Anthony Clough 9 January, 2010
Great resource. I am just beginning to use php and found this very usefull in parsing xml feeds from a variety of sources! Thanks for posting your work!
Michael Blow 17 December, 2009
Using your atom feed reader and I have the same problem as Dave (28/02/2009): a whole list of 'undefined index' statements. I've validated the feed and comes back as valid atom 1.0 - its just a feed from blogspot. Also I have used your class in the past and it worked fine.
Those are just notices/warnings and not actual errors. You can hide them by changing your error_reporting level in PHP. See the comments here. The way the parseData function is written with the eval() statement makes it almost impossible to avoid referencing undefined variables.
G 7 July, 2009
Is there a way to show the publish date of the post? And if possible, the time.
The feed parser extracts all fields from the feed into an array. You can then modify the display_entry function to display them how you want. Or use the raw data as shown in some of the related articles above.
dave 1 March, 2009
i am happy to have found this. question though. not sure what i am doing wrong. i get back tons of these:
Notice: Undefined index: HREF in ...
Notice: Undefined index: TYPE in ...
can't figure it out
Are you sure your feed contains valid XML? It looks like you it might have some HTML that is not properly encoded. You should try validating your feed as a first step.
Evan Robinson 19 September, 2008
I couldn't have added the twitter feed nearly as easily without this code. I'm afraid that I butchered the output unmercifully in order to get it into mySQL instead of on the page, but the underlying code worked great and was easy to understand and modify. Thanks for a great resource!
Kevin Creighton 18 July, 2008
One quick question: Is it possible for me to remove the "Author" field from the output, and if so, how is that accomplished?
Again, let me congratulate on this simple, elegant solution that works for for even PHP dummies like me.
Just remove the code block from display_entry() that starts with if($AUTHOR) as that's where the Author is displayed.
Pascal 25 June, 2008
I've tested this PHP class and therefor I'd like to use it in other PHP projects. Therefor I have to know under which license this PHP class is published.
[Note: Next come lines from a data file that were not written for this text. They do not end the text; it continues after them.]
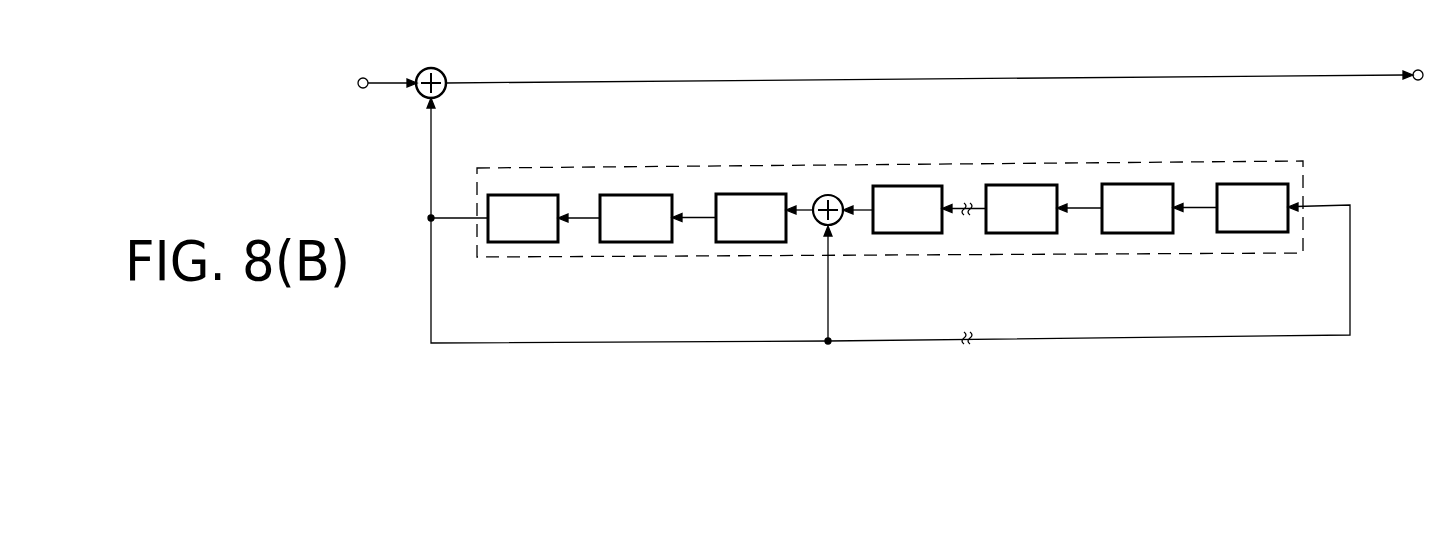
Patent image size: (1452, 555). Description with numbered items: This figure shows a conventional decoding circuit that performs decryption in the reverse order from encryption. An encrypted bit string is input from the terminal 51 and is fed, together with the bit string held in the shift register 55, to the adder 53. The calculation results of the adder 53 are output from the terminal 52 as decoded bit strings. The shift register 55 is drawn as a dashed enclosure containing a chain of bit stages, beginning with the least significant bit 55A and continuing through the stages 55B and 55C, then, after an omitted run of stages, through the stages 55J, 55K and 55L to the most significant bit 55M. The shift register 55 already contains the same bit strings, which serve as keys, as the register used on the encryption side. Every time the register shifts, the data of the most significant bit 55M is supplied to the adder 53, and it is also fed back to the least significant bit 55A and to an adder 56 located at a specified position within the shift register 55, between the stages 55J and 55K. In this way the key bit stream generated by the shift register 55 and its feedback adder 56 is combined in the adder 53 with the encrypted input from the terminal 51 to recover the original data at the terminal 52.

The terminal 51 is at (1418, 81).
The terminal 52 is at (363, 89).
The adder 53 is at (438, 69).
The shift register 55 is at (1303, 180).
The least significant bit 55A is at (1252, 208).
The shift register stage 55B is at (1137, 208).
The shift register stage 55C is at (1021, 209).
The shift register stage 55J is at (907, 209).
The shift register stage 55K is at (751, 218).
The shift register stage 55L is at (636, 218).
The most significant bit 55M is at (523, 218).
The adder 56 is at (829, 195).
Can you please add this information? Thanks!
Hi Pascal, this class is available under an open source licence.
Ken 6 January, 2008
You say the function getRawOutput() returns an array. What are the keys in the array?
The best way to find that out would be to use the print_r function to display all the contents of the array. There's also an example on this page.
Hank 21 December, 2007
Is there a way to limit the output to say 5 or 6 entries? I am not very good at PHP but I know there has got to be a way to do it...
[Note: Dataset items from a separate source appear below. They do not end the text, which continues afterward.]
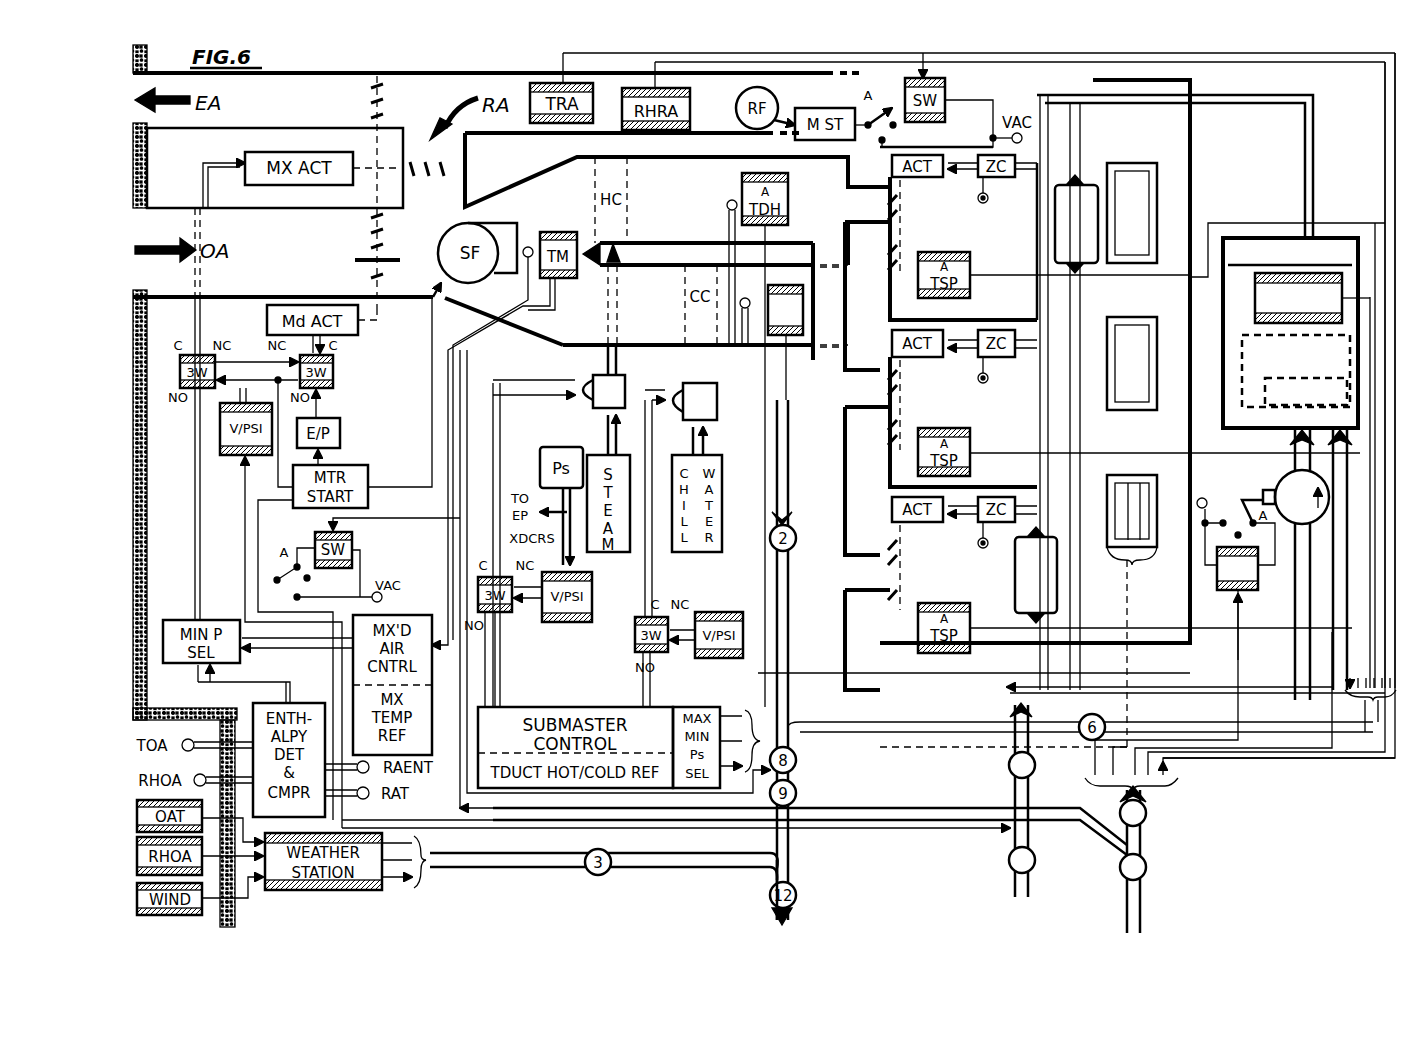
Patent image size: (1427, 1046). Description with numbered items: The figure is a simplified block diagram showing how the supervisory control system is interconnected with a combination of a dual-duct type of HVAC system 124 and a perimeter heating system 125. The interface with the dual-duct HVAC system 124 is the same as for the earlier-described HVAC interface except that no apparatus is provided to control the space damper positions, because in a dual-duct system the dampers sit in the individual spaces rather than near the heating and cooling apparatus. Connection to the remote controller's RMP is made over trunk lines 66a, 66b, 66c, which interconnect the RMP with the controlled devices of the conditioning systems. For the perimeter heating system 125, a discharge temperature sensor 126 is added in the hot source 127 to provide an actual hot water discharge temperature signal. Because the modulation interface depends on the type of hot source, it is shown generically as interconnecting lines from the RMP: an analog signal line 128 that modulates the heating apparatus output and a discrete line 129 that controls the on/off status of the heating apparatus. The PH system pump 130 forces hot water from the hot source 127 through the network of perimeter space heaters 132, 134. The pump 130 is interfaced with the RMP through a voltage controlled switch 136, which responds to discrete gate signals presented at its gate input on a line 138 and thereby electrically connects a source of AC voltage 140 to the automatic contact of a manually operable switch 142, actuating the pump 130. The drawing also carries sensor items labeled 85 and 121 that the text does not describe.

The dual-duct type of HVAC system 124 is at (445, 50).
The perimeter heating system 125 is at (1333, 130).
The discharge air temperature sensor 85 is at (747, 298).
The discharge air temperature transmitter 121 is at (776, 286).
The perimeter space heater 132 is at (1098, 220).
The hot source 127 is at (1258, 238).
The discharge temperature sensor 126 is at (1255, 300).
The analog signal line 128 is at (1252, 382).
The discrete line 129 is at (1326, 406).
The PH system pump 130 is at (1290, 478).
The manually operable switch 142 is at (1238, 492).
The source of AC voltage 140 is at (1200, 508).
The perimeter space heater 134 is at (1015, 578).
The voltage controlled switch 136 is at (1252, 592).
The line 138 is at (1240, 652).
The trunk line 66a is at (792, 878).
The trunk line 66b is at (1015, 882).
The trunk line 66c is at (1140, 882).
Just replace "getOutput()" with "getOutput(5)" in the example code to limit the output to the first 5 entries.
trevor 10 October, 2007
This code totally rocks!
I was banging my head against the wall for 3 days until i found your solution for blogspot atom feeds. I called the xml from my php server and granted access to the flash movie on the third server and from that server called the php file which basically echos the blogspot feed.
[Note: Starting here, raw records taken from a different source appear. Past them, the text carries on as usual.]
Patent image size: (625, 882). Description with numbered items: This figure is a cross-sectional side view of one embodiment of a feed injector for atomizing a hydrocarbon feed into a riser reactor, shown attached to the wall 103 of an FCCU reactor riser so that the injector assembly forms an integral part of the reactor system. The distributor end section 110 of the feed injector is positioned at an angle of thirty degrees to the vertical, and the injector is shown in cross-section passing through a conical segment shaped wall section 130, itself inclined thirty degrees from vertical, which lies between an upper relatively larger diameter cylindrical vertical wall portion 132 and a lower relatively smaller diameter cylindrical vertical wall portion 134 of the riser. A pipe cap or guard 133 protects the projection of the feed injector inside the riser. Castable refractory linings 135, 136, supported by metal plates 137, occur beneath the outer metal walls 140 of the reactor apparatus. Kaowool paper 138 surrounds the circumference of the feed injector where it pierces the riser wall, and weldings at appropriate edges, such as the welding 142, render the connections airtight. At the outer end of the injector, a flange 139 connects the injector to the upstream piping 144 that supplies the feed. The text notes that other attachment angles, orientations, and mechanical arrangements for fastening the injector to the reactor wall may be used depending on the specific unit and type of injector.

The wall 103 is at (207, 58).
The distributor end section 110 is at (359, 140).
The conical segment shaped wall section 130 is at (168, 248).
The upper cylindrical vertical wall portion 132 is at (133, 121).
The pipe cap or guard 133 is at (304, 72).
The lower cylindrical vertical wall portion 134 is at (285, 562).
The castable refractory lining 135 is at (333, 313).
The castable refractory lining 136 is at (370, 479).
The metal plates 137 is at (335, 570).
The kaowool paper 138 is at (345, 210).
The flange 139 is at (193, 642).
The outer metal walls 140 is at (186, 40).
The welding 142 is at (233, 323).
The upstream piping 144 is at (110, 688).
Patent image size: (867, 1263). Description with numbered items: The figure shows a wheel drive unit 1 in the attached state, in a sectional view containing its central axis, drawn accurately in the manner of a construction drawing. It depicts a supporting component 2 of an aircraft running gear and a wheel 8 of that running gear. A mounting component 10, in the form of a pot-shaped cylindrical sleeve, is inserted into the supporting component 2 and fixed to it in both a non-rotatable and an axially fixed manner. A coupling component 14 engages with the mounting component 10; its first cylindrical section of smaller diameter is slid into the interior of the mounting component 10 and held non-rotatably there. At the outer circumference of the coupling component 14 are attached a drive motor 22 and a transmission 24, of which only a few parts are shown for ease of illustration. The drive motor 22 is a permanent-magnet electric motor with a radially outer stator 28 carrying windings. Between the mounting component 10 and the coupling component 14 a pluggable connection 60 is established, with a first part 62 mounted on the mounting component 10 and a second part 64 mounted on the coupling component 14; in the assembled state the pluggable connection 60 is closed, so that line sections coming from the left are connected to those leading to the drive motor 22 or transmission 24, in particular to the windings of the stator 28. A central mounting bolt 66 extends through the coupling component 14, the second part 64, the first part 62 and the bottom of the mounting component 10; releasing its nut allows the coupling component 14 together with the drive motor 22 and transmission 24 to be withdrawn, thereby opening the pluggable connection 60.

That sounds a bit complicated to me, but as long as it works
Botond Zalai 22 September, 2007
This script is great, but in order to use a blogger atom feed in my page I had to do an encoding conversion.
Thanks for your feedback Botond. You can see that I've now added some code to handle character encoding differences between the feed source and the page where it's displayed.